Address for correspondence : Sang-Wook Kim, MD, PhD, Department of Otorhinolaryngology, Gyeongsang National University Hospital, 79 Gangnam-ro, Jinju 52727, Korea
Tel : +82-55-750-8177, Fax : +82-55-759-0613, E-mail : astroflower77@hanmail.net
Introduction
Currently, most sinonasal lesions are treated using a transnasal endoscopic approach, but some areas of the maxillary sinus, such as the prelacrimal recess, may not be visualized and accessible.1) To overcome these limitations, several surgical techniques have been used, such as the Caldwell-Luc procedure and endoscopic medial maxillectomy.2,3) The intranasal endoscopic prelacrimal recess approach (PLRA) is a novel technique to address maxillary sinus lesions.4) We have successfully applied this approach to manage a bony lesion of the maxilla.
Case
A 44-year-old female presented to the rhinology outpatient clinic for right medial orbital pain and discomfort as well as mild facial disfigurement that began several years ago. Medical records showed a previous diagnosis of maxillary fibrous dysplasia treated twice with partial resection via the Caldwell- Luc approach and an endoscopic endonasal approach, respectively. However, the symptoms did not resolve. One year following the second surgery, the patient reported that the lesion had grown larger. No abnormalities were identified by nasal endoscopy (Fig. 1), but a 2.5×1.5×1.0 cm expansile, well-defined bony lesion of the medial wall of the maxilla was found in a contrast-nonenhanced computed tomography (CT) scan (Fig. 2). The right nasolacrimal duct appeared to be compressed by the lesion, but patency was maintained (Fig. 2A). The lesion was removed under general anaesthesia via the PLRA using 0°
and 70°
rigid endoscopes, as previously described.4) First, following local anaesthetic infiltration, a vertical incision was made 3 mm caudal to the anterior attachment of the inferior turbinate, and a mucoperiosteal flap was elevated using a periosteal elevator. After lesion identification, the cortical bone was cut and removed using a chisel and grasping forceps. The remaining lesion was resected using a Kerrison Rongeur and a high-speed drill, and the
Hasner's valve was used as a landmark to avoid injury of the nasolacrimal duct. Following demarcation of the nasolacrimal duct, the lateral and superior portions of the remaining lesion were further dissected and completely removed macroscopically. During the procedure, the maxillary sinus was unintentionally opened (Fig. 1B). The surgical field was frequently obscured by bleeding, and several measures were used to achieve hemostasis: bone wax, a diamond drill burr, and Avitene (microfibrillar collagen hemostat; Davol, Warwick, RI, USA). After lesion resection, the mucoperiosteal flap was repositioned and sutured. No significant postoperative complications occurred, including epiphora. A postoperative CT scan 1 month following the procedure showed gross total resection of the lesion (Fig. 2B and D), and postoperative nasal endoscopy revealed no mucosal injury (Fig. 1C). Histopathologic examination of the lesion showed mature trabecular bone with numerous blood vessels, which is consistent with an intraosseoushemangioma (Fig. 3).
Discussion
Intraosseous hemangioma is a rare benign vascular tumor arising from the vertebra, calvaria, and facial bones, including the mandible, zygoma, maxilla, nasal bone, and frontoparietal bone.5) When present in the maxilla, it can cause pain, dentition anomalies, loss of dental components, and sinusitis-like symptoms.5,6) On CT scans, it appears as a sharply marginated expansile lesion with a sunburst pattern of radiating trabeculae, soap bubble appearance, or honeycomb configuration, as in this case.7) Because of the high risk of hemorrhage, debridement is contraindicated, and radical excision is recommended.5) As a surgical approach for the treatment of maxillary intraosseous hemangioma, Caldwell-Luc approach or maxillectomy via lateral rhinotomy incision can be employed.8)

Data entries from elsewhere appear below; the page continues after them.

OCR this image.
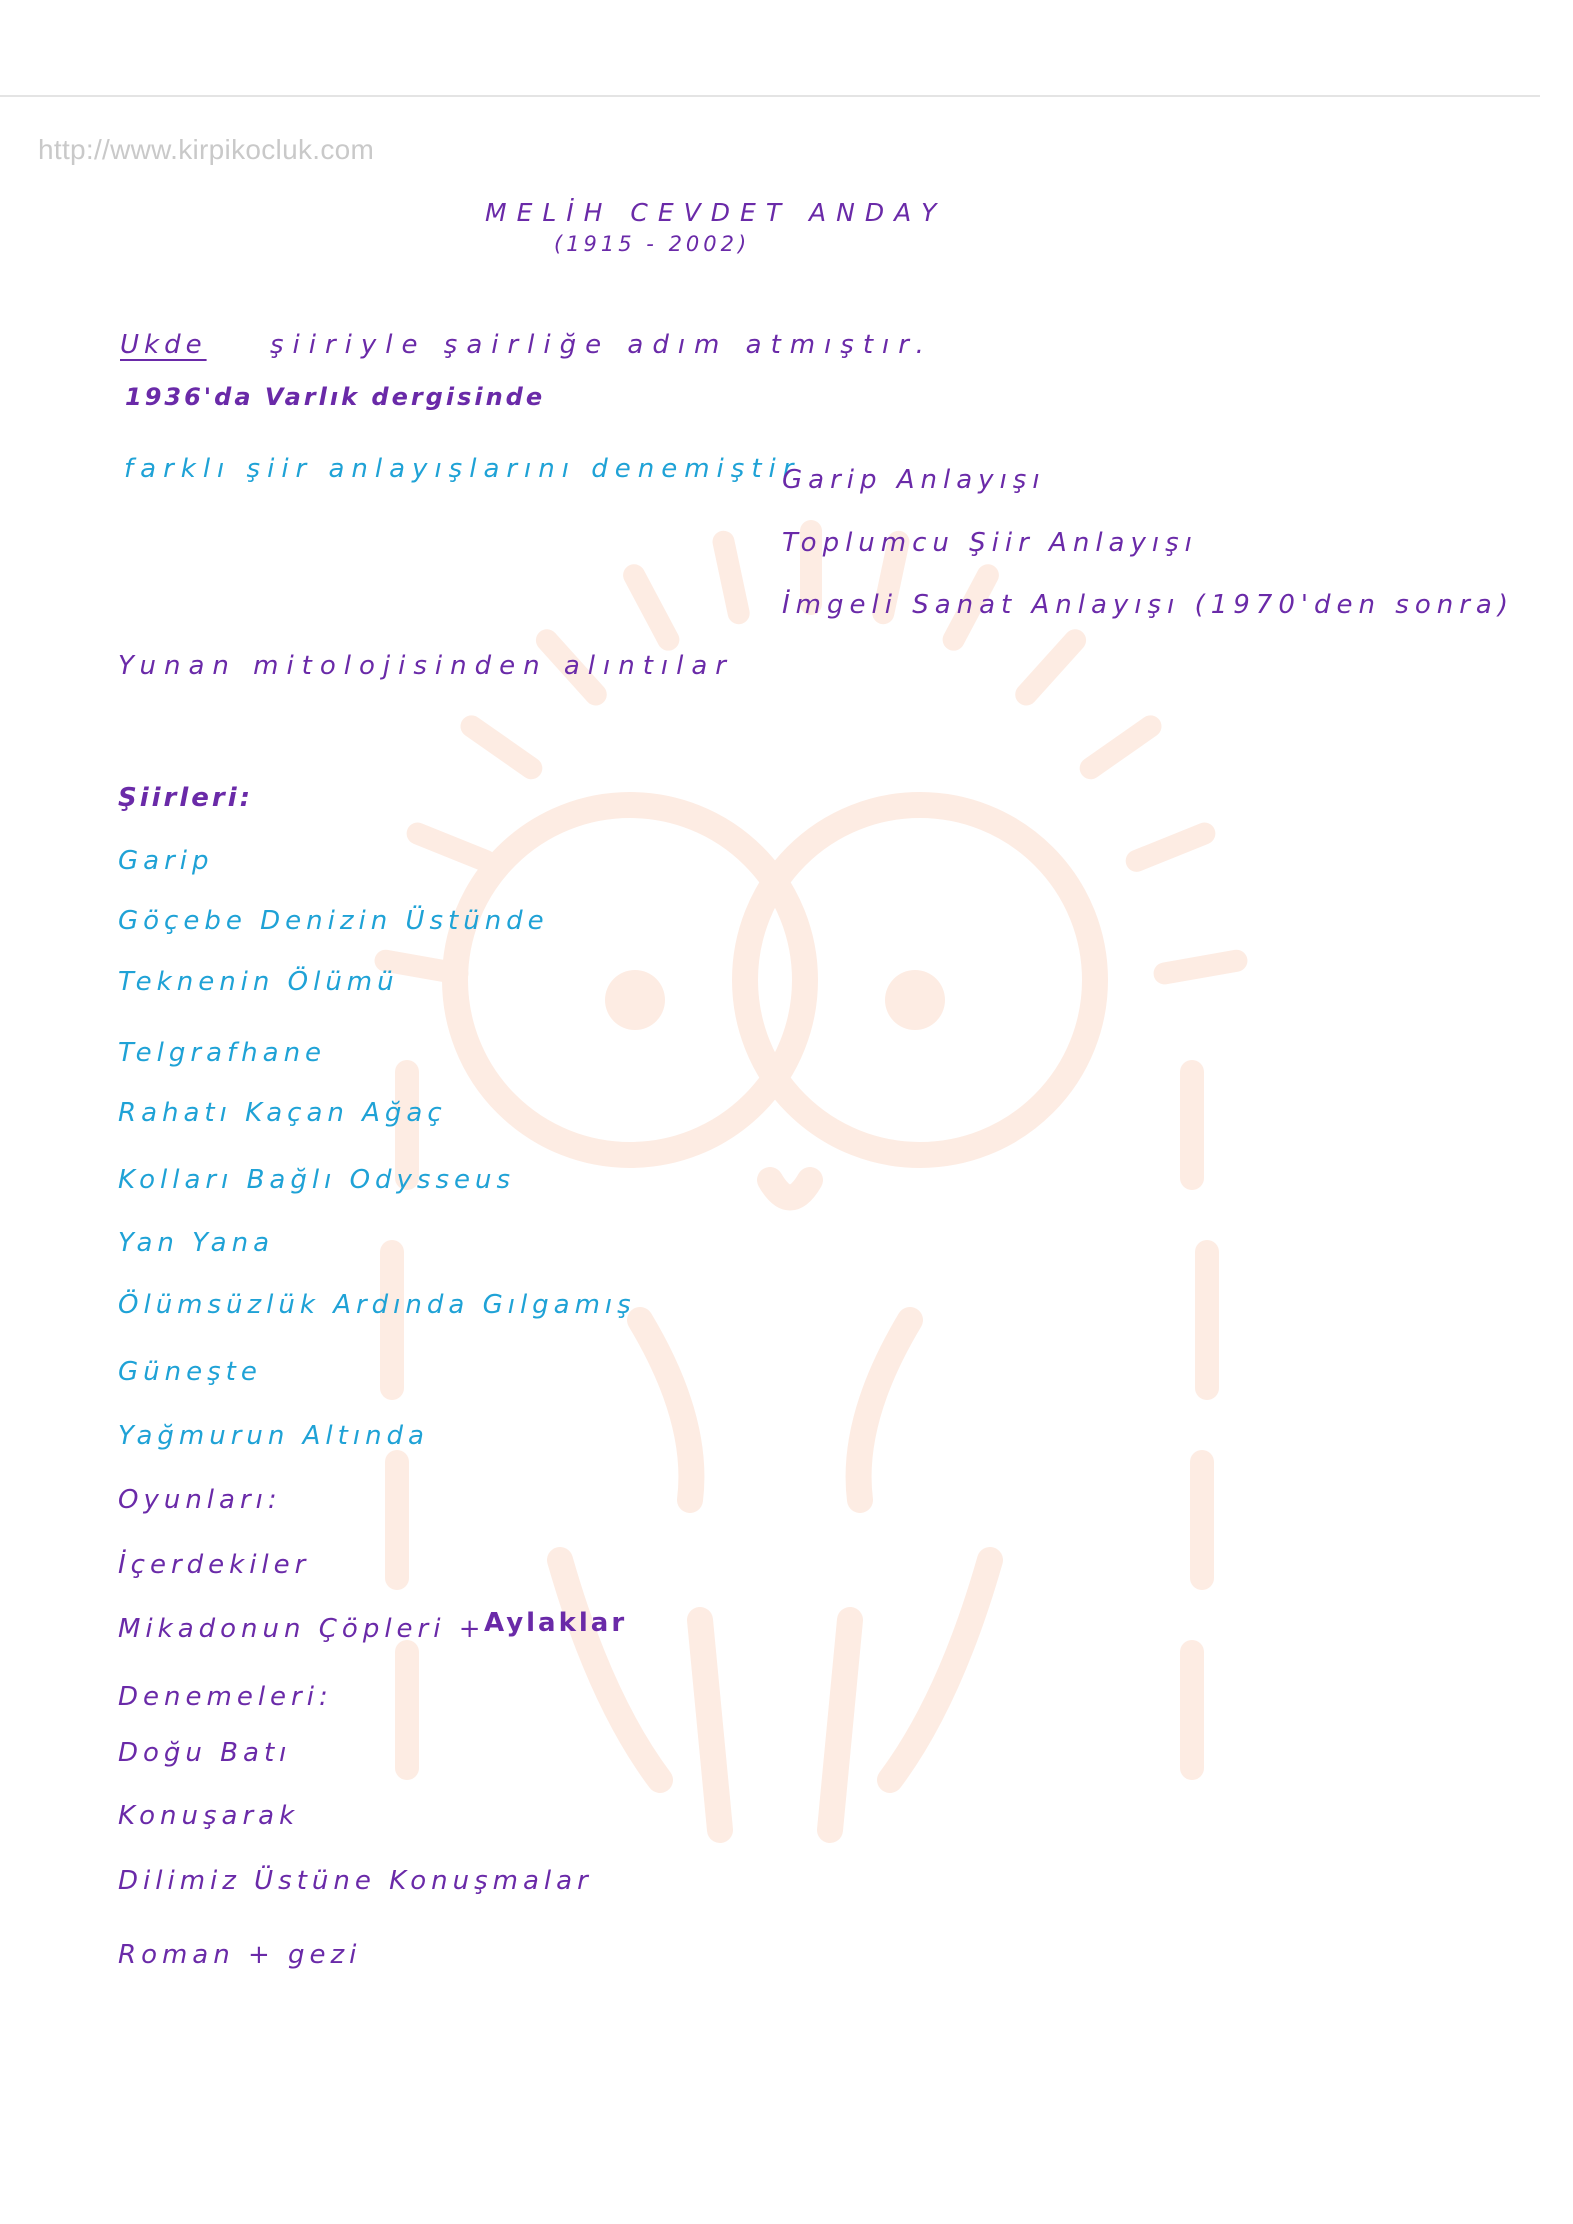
http://www.kirpikocluk.com
MELİH CEVDET ANDAY
(1915 - 2002)
Ukde şiiriyle şairliğe adım atmıştır.
1936'da Varlık dergisinde
farklı şiir anlayışlarını denemiştir
Garip Anlayışı
Toplumcu Şiir Anlayışı
İmgeli Sanat Anlayışı (1970'den sonra)
Yunan mitolojisinden alıntılar
Şiirleri:
Garip
Göçebe Denizin Üstünde
Teknenin Ölümü
Telgrafhane
Rahatı Kaçan Ağaç
Kolları Bağlı Odysseus
Yan Yana
Ölümsüzlük Ardında Gılgamış
Güneşte
Yağmurun Altında
Oyunları:
İçerdekiler
Mikadonun Çöpleri +
Aylaklar
Denemeleri:
Doğu Batı
Konuşarak
Dilimiz Üstüne Konuşmalar
Roman + gezi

Since the advent of endoscopic surgery, many maxillary sinus lesions have been successfully removed via middle meatal antrostomy alone. Lesions involving hidden niches, such as the alveolar, zygomatic, and prelacrimal recess, may not be removed via this approach, even with curved instruments and angled endoscopes. Therefore, the Caldwell-Luc procedure and medial maxillectomy may sometimes be required.2,3) Endoscopic medial maxillectomy has become particularly popular for the management of inverted papilloma in the maxillary sinus.9) This procedure, however, sacrifices the inferior turbinate and/or nasolacrimal duct although it can be prevented by some modifications.10,11) The PLRA was originally introduced as a novel intranasal endoscopic approach for maxillary sinus lesions without damaging the inferior turbinate or nasolacrimal duct.4) We successfully employed the PLRA in the management of a medial maxillary bone lesion without significant complications. This appears to be a useful approach for the management of bony lesions of the maxilla, such as fibrous dysplasia and hemangioma, particularly when they are confined to the medial portion of the maxilla.